Google (NSDQ: GOOG) may not allow technology manufacturers to add the Android Market app store to the coming glut of Android-powered tablets, citing usability and compliance concerns.

There are questions over how apps might scale to some of the devices, which are larger than a cell phone, Google’s mobile product development director Hugo Barra told paidContent:UK during a briefing with journalists in London on Thursday.

“It could be any number of things – form factor, the limited number of pixels, does it have a GPS on it?

“We’re concerned that users will get a good experience at the end of the day.

You can have Android Market if it leads to a good implementation.

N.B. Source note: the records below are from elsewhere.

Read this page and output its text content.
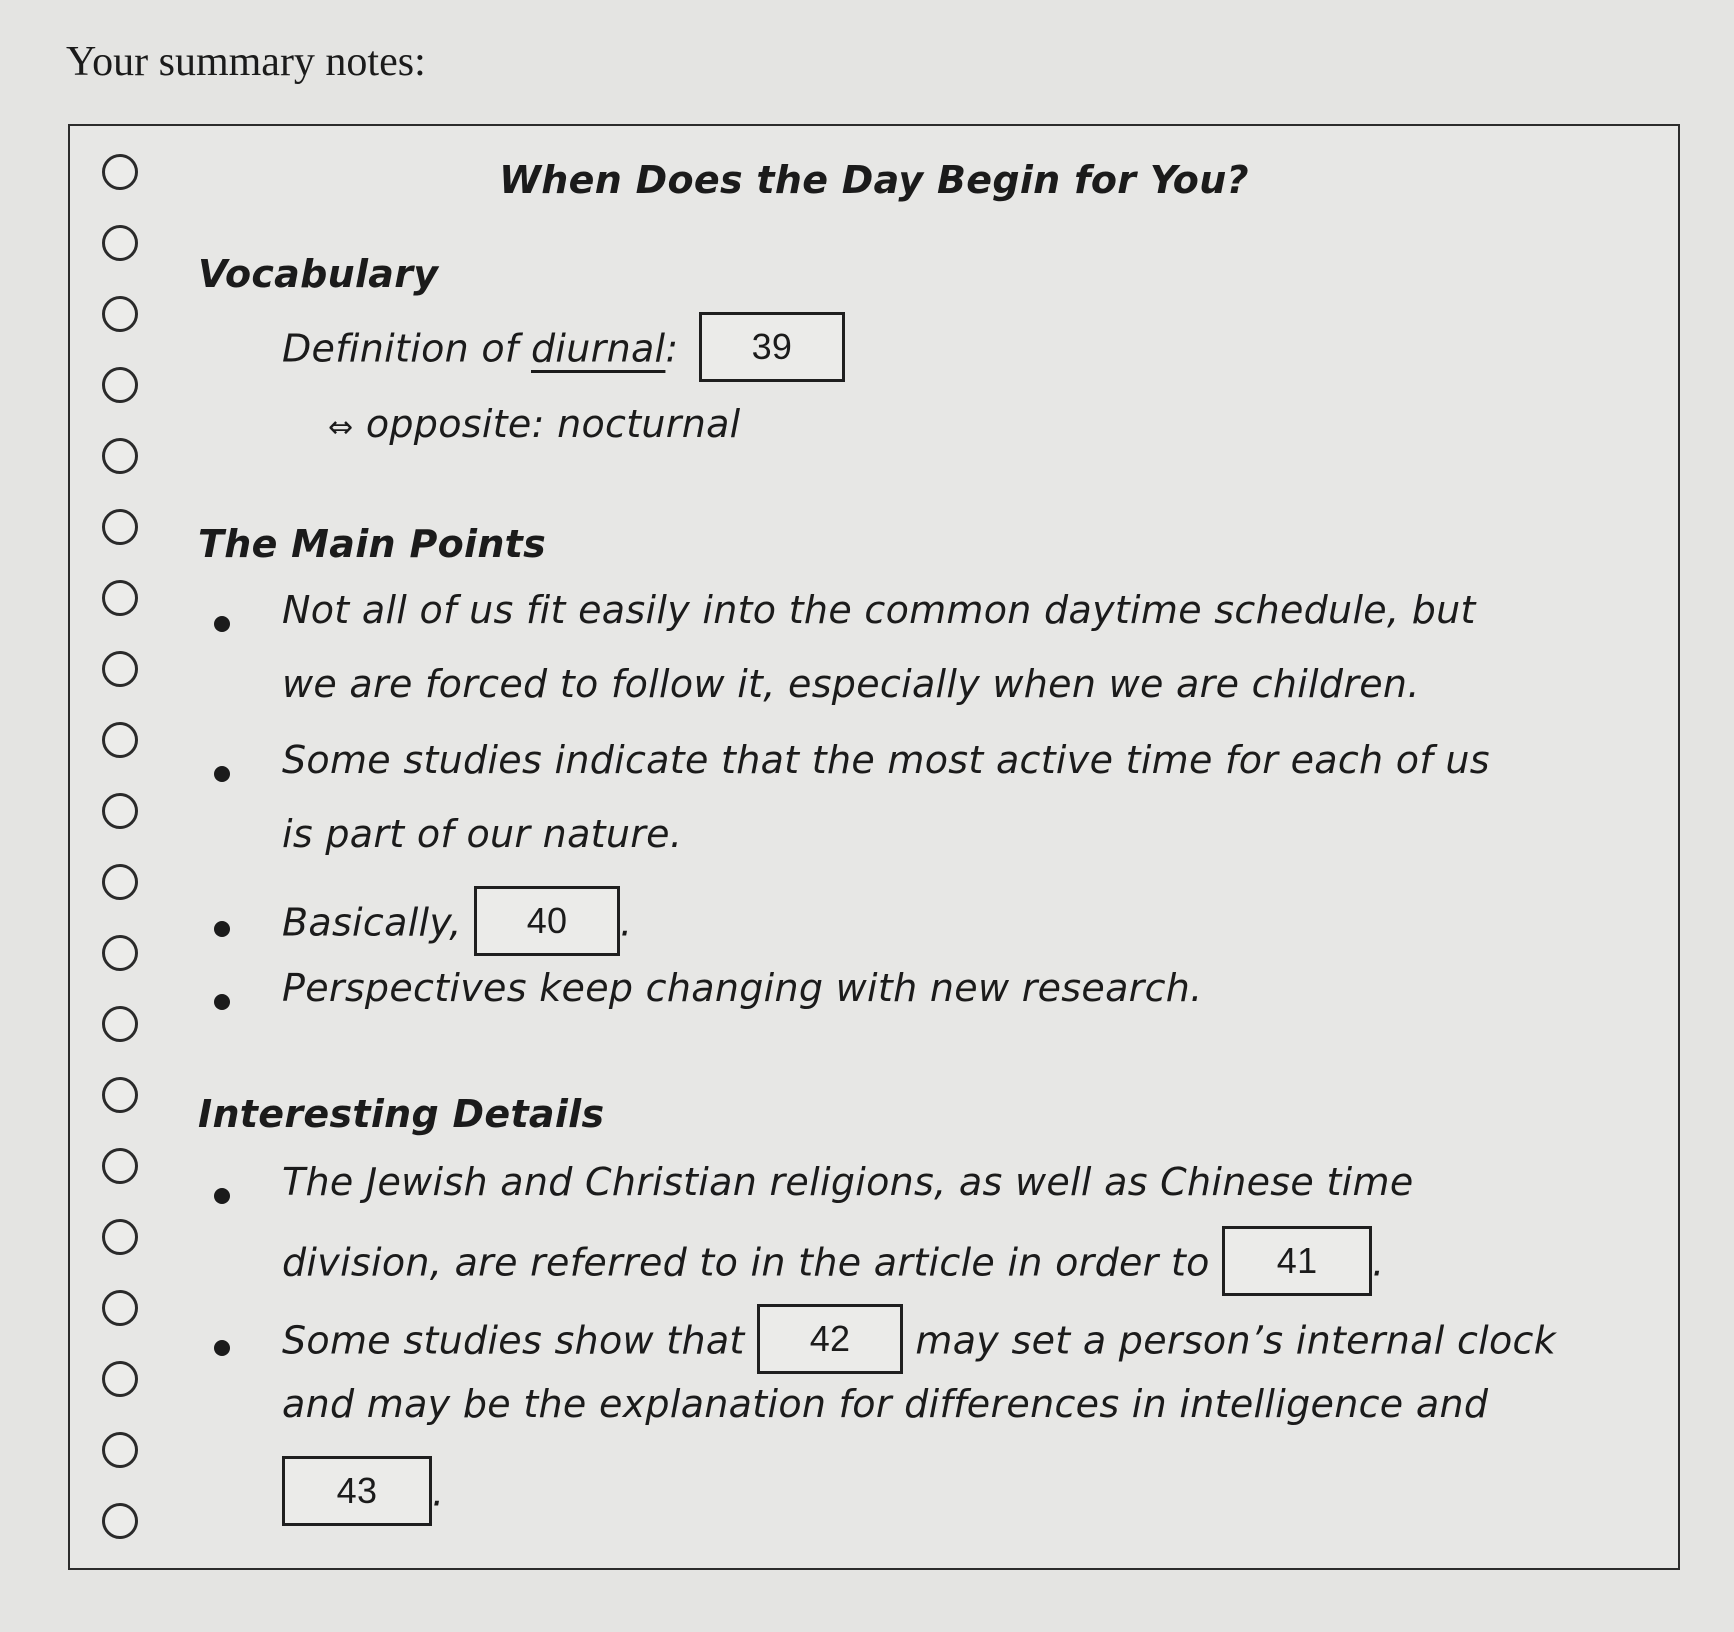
Your summary notes:

When Does the Day Begin for You?

Vocabulary

Definition of diurnal: 39

⇔ opposite: nocturnal

The Main Points

Not all of us fit easily into the common daytime schedule, but

we are forced to follow it, especially when we are children.

Some studies indicate that the most active time for each of us

is part of our nature.

Basically, 40 .

Perspectives keep changing with new research.

Interesting Details

The Jewish and Christian religions, as well as Chinese time

division, are referred to in the article in order to 41 .

Some studies show that 42 may set a person’s internal clock

and may be the explanation for differences in intelligence and

43 .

We have to make sure that every device meets the criteria for a good experience for Android Market.”

In one way, this appears a different approach from Apple (NSDQ: AAPL), which makes unreversioned iPhone applications available to iPad via iTunes Store and simply scales them up for iPad’s larger screen.

In another way, Google laying down markers which tablet makers must meet to hit Android standards is little different from in the phone area – but it seemed significant that Barra was clearly cautioning about this when it comes to tablets.

A wave of iPad-alike tablets is coming from original equipment manufacturers, poewred by Android, the most high-profile of which so far is Samsung’s Galaxy Tab.
Google’s spokesperson said she would not comment about Android Market on the that device – but the market is present on it.

Right now, Google is also investing more in to Android mobile development than Android as a desktop or laptop OS, Barra added.

Giving latest stats, Barra said there are now 80,000 apps on Android Market, and 180,000 developers.

It’s still not clear when Android Market reform, including introducing Google Checkout billing to more countries, will happen.

A new version of Google Maps, with walking directions, and Street View, with easy relocating of pegman, were due to be unveiled for Android on Thursday.

Update: Google tells us…

“We are doing a number of things to ensure that the user experience with applications on Android devices is great.

“For example, we have created a Compatibility Test Suite for handset manufacturers. This tests devices on a range of factors to ensure they are compatible with the Android platform. Only devices that pass this test will be allowed access to Android Market.

“Today, there are more than 60 compatible devices in the hands of consumers.”